The prompt is generated by your script, original one is: "the bear turn head towards camera, body keeps static, background keeps static"

Information / 问题信息

[ ] The official example scripts / 官方的示例脚本
[ ] My own modified scripts / 我自己修改的脚本和任务

Reproduction / 复现过程

python inference/cli_demo.py --prompt "A majestic brown bear, its fur rich and textured, stands motionless in a lush, green forest. The scene is serene, with towering trees and dappled sunlight filtering through the leaves. Suddenly, the bear's head slowly turns towards the camera, its eyes locking gaze with the viewer, exuding a powerful, almost sentient presence. The rest of its body remains perfectly still, rooted to the spot, \ while the background, a tapestry of vibrant green foliage and earthy browns, remains static, emphasizing the bear's deliberate, captivating movement." --generate_type "i2v" \ --image_or_video_path "/home/user/ssd/data/swapping_data/bear/images/frame_00001.jpg" --output_path "/home/user/hdd/CogVideo/results.mp4" --model_path THUDM/CogVideoX-5b-I2V

Expected behavior / 期待表现

At least it is a video

Mar 26 '25 06:03 massyzs

@massyzs Hi! I met the same problem when I used the CogVIdeoX-5B-I2V to generate videos. Have you solved this problem yet? Can you provide your solution?

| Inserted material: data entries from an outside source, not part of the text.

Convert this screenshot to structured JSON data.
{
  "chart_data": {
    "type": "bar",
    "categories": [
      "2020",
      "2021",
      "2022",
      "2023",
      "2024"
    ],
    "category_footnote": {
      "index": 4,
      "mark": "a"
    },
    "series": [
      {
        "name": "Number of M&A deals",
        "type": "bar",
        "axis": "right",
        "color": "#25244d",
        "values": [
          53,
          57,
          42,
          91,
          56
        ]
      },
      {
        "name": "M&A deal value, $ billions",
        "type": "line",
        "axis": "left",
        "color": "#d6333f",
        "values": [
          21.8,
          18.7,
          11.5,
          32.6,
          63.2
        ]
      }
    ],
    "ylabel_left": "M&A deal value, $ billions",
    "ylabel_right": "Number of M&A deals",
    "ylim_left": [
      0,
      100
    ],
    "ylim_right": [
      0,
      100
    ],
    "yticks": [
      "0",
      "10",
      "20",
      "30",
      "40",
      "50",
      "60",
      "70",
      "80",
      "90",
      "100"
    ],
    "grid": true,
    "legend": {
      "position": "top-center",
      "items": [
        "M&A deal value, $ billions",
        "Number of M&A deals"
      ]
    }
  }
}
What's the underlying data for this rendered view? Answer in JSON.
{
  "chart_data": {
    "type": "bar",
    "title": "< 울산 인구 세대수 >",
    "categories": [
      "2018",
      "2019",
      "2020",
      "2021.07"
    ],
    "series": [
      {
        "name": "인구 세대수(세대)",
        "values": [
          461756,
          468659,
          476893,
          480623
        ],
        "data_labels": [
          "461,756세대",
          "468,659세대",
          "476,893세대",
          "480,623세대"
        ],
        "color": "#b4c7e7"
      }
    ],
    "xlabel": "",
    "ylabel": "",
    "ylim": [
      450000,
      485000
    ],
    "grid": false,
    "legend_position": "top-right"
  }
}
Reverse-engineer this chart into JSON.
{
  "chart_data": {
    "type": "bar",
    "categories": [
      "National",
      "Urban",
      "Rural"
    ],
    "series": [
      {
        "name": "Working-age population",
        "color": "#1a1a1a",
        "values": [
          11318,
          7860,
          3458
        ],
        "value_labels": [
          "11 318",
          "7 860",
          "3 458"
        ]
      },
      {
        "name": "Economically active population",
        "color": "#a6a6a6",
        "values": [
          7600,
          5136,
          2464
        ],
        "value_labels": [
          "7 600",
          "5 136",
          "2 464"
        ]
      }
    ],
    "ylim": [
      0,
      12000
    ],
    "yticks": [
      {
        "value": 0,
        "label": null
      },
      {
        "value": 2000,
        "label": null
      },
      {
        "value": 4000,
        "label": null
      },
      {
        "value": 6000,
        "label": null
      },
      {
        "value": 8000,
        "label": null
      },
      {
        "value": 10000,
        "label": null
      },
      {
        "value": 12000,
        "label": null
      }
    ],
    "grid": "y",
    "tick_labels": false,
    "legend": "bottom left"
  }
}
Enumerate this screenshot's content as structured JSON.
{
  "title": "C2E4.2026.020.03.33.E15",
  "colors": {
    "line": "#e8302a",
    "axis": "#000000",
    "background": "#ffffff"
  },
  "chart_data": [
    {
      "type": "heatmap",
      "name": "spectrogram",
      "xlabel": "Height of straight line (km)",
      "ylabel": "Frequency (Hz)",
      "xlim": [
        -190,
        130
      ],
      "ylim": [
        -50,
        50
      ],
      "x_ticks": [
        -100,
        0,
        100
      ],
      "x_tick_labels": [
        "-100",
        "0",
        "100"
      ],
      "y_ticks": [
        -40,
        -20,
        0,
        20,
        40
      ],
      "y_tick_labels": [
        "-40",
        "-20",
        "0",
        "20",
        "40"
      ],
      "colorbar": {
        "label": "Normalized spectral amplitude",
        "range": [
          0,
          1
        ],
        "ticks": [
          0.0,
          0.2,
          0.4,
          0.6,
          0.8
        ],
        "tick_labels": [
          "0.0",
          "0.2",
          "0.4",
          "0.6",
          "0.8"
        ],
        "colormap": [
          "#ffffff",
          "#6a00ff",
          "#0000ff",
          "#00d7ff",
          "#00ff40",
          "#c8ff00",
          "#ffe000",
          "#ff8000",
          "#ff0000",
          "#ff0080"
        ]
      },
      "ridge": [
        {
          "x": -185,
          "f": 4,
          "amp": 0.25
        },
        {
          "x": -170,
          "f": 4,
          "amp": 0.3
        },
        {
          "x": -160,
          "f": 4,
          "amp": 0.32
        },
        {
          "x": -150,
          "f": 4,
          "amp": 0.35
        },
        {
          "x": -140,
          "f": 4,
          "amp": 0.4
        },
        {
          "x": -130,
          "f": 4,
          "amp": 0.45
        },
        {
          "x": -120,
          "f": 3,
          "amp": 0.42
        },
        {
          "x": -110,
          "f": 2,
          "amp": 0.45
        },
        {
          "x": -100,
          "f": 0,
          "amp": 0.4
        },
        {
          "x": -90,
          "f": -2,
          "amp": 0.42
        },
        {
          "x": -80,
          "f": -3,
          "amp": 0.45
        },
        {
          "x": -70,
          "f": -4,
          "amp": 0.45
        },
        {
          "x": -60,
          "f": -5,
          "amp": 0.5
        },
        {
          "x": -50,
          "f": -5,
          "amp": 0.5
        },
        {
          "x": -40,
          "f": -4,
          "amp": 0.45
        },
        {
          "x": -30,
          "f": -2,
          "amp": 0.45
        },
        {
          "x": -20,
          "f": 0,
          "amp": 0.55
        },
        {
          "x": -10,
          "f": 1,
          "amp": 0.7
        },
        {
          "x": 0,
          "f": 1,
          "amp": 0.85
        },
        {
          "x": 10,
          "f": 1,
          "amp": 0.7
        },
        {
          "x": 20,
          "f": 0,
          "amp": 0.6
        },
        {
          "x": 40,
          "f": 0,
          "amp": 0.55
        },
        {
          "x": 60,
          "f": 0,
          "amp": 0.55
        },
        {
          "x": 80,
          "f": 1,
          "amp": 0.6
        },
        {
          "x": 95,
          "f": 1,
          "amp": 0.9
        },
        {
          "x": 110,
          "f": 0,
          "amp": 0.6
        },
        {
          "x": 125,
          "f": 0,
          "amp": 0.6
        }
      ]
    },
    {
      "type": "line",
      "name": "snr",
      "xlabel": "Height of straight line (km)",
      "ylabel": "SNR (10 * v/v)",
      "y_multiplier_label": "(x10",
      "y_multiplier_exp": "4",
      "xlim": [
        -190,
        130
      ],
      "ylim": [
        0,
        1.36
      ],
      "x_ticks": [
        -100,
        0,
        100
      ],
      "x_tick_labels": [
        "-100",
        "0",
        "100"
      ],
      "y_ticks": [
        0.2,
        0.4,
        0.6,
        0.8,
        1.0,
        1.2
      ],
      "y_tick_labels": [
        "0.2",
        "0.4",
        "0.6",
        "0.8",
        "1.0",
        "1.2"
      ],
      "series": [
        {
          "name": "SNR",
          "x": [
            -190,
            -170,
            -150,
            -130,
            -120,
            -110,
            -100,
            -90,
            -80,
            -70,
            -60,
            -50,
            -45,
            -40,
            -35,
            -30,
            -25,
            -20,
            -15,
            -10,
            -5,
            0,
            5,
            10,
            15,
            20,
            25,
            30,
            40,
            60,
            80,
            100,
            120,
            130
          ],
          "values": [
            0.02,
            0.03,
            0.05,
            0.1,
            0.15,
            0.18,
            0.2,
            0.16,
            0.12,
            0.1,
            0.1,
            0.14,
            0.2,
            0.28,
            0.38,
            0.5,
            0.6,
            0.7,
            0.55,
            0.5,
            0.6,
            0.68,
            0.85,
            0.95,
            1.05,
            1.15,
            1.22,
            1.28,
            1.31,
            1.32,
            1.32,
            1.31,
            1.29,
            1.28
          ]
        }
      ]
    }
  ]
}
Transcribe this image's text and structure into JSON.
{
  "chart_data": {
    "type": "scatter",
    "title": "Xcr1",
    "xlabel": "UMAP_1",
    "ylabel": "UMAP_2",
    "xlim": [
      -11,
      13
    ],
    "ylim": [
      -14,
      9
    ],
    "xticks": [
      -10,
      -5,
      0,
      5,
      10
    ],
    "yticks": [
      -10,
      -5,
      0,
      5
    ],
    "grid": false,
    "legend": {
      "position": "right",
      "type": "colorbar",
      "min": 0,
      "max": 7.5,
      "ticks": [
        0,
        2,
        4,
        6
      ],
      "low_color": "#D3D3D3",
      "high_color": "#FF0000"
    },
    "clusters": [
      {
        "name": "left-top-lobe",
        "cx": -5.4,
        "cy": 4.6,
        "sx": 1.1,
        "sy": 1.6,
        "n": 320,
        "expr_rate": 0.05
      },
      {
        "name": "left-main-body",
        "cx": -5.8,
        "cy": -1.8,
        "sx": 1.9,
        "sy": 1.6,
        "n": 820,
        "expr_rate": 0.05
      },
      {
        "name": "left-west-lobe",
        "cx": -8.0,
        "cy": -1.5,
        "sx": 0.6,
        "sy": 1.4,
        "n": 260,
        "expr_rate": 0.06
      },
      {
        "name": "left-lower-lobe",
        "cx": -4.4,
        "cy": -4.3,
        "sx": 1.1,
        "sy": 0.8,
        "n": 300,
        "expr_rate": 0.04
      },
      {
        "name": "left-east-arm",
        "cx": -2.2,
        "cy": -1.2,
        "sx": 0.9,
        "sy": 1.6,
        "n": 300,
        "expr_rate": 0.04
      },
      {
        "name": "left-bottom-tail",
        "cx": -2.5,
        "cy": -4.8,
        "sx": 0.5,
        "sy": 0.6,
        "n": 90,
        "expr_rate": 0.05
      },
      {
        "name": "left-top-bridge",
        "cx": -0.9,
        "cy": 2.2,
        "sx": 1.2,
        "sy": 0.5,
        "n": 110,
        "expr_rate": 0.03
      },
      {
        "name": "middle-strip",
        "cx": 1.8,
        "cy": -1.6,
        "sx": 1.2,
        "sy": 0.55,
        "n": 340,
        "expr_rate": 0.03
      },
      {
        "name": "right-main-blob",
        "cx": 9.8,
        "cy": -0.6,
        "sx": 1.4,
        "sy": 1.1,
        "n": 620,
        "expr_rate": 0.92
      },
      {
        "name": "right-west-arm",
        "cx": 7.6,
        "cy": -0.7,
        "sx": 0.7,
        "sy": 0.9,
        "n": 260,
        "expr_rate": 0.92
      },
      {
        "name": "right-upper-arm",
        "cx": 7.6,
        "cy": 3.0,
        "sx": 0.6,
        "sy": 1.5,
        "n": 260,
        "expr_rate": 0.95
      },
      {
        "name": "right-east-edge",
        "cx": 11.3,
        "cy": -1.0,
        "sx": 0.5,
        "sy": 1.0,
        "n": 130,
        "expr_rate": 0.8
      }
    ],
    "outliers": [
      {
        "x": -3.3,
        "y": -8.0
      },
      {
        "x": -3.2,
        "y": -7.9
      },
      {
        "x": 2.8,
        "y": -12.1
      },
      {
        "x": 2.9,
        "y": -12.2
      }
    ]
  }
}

Mar 28 '25 01:03 LazySheeeeeep

I'm not entirely sure why you're encountering this issue on your end. It's recommended to first check if the diffusers version is updated to the latest. If the problem persists, it's advisable to use the cogkit for inference.

Mar 28 '25 05:03 OleehyO

I found that the cli_demo.py has a bug, it defaults the fps and num_frames to 81 and 16fps when not set, however CogVIdeoX-5B-I2V's param is 49 frames and 8 fps, change it to the correct value and the problem solved

Apr 07 '25 14:04 web3-luoxi

Can CogVideoX-1.0 5B-I2V only be used when the num_frames is set to 49? Can it handle different num_frames parameters (8N + 1) like 25 or so? Currently changing the num_frames gives me a mosaiced output like the ones shown above. Does it make sense to use the pretrained model for controlnet post-training with a lower number of frames? Thanks!

Jun 24 '25 22:06 nnsriram27